Avec le métier de «Spécialiste en technique de service des appareils électroménagers CFC», la FEA développe une nouvelle profession pour répondre à un besoin clairement identifié. À moyen terme, on prévoit jusqu’à 200 apprentis par an, contre une cinquantaine au départ. «Aujourd’hui, les spécialistes sont souvent recrutés parmi des métiers apparentés et formés en interne, ce qui ne répond que partiellement aux exigences spécifiques du service après-vente des appareils électroménagers», précise-t-il. «Ce nouveau métier englobe le diagnostic, l’entretien, la réparation, l’installation et la mise en service d’appareils électroménagers, ainsi que l’analyse des pannes en dialogue avec le client, la gestion des problèmes logiciels et le contrôle des appareils. Le conseil à la clientèle concernant l’utilisation, l’entretien et l’utilisation durable revêt aussi une importance capitale. Ce développement est exigeant, car toutes les bases doivent être élaborées à partir de zéro.» La FEA en est à la phase de mise en œuvre. En parallèle, des concepts de mise en œuvre sont élaborés pour les entreprises et les formateurs. Le début de la formation est prévu pour l’été 2029, et le lieu de formation sera l’école professionnelle d’Olten.

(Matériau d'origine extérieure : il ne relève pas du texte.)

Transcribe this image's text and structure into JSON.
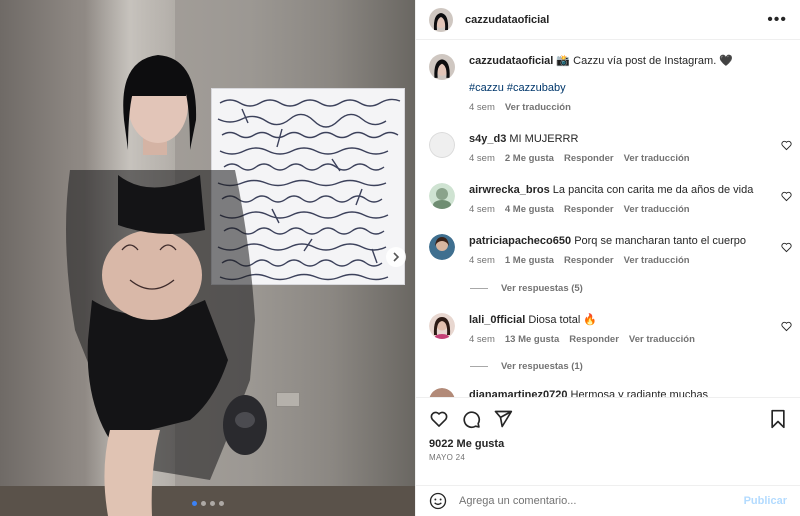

Conditions de marché équitables

La FEA s’engage en faveur de conditions-cadres compatibles avec les normes internationales pour le secteur. Il s’agit ainsi d’éviter autant que possible les règlementations énergétiques et environnementales spécifiques à la Suisse, car les fabricants internationaux seraient sinon contraints de développer, à grands frais, des solutions sur mesure pour le marché suisse. L’association renvoie régulièrement les autorités aux solutions proposées par l’organisation faîtière européenne.

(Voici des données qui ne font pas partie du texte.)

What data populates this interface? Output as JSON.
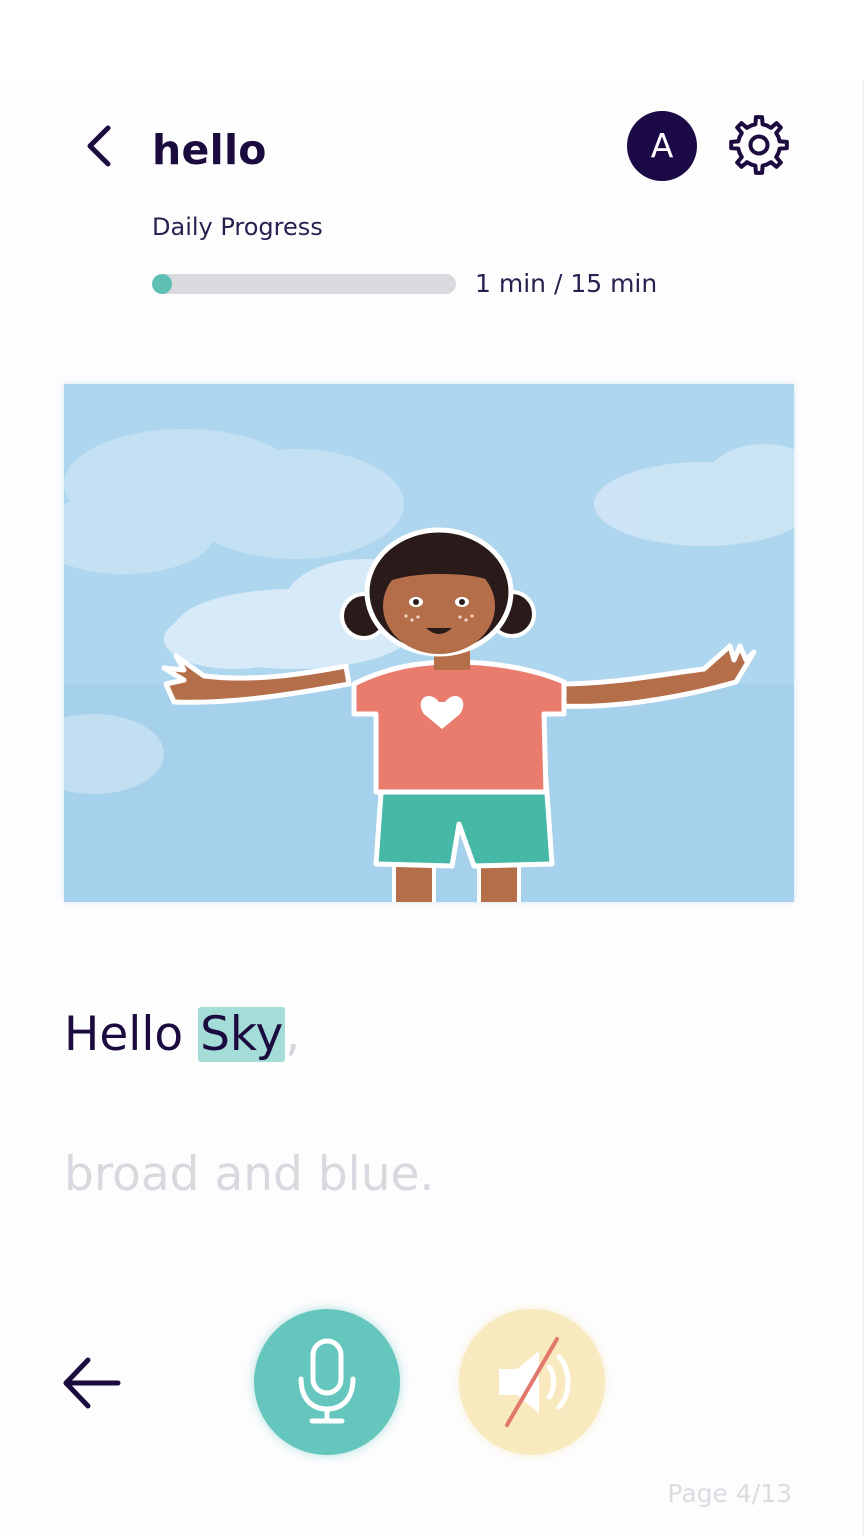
{
  "header": {
    "title": "hello",
    "avatar_initial": "A",
    "icons": {
      "back": "chevron-left-icon",
      "settings": "gear-icon"
    }
  },
  "progress": {
    "label": "Daily Progress",
    "text": "1 min / 15 min",
    "fraction": 0.0667,
    "fill_color": "#5ec0b5",
    "track_color": "#d9dade"
  },
  "illustration": {
    "icon": "girl-waving-sky-illustration",
    "sky_color": "#a9d5ef"
  },
  "reading": {
    "line1": {
      "word1": "Hello",
      "highlighted_word": "Sky",
      "punctuation": ","
    },
    "line2": "broad and blue.",
    "highlight_color": "#a4dcd7"
  },
  "controls": {
    "prev_icon": "arrow-left-icon",
    "mic_icon": "microphone-icon",
    "sound_icon": "speaker-muted-icon",
    "mic_color": "#65c6bd",
    "sound_color": "#f9e9be"
  },
  "page": {
    "indicator": "Page 4/13"
  },
  "colors": {
    "primary_text": "#1b0b3f",
    "avatar_bg": "#1c0a47"
  }
}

Outre la problématique des «profiteurs» dans le domaine de l’élimination des déchets, les priorités politiques actuelles portent notamment sur les questions de sécurité électrique. Les appareils qui arrivent en Suisse via des plateformes en ligne étrangères et qui ne sont pas compatibles avec le système de prises local posent notamment problème. L’utilisation combinée de prises Schuko et d’adaptateurs peut en effet présenter un risque pour la sécurité.

Du point de vue de la FEA, le législateur est appelé à agir pour prévenir les dommages corporels et matériels. Parmi les autres défis figurent les pénuries d’approvisionnement en semi-conducteurs, l’application insuffisante des règles à l’égard des fournisseurs en ligne étrangers ainsi que la persistance des effets de parasitisme dans le domaine de la gestion des déchets. Et de lancer en guise de conclusion: «Il convient d’aborder ces questions de manière systématique afin de garantir des conditions de marché équitables et sûres.»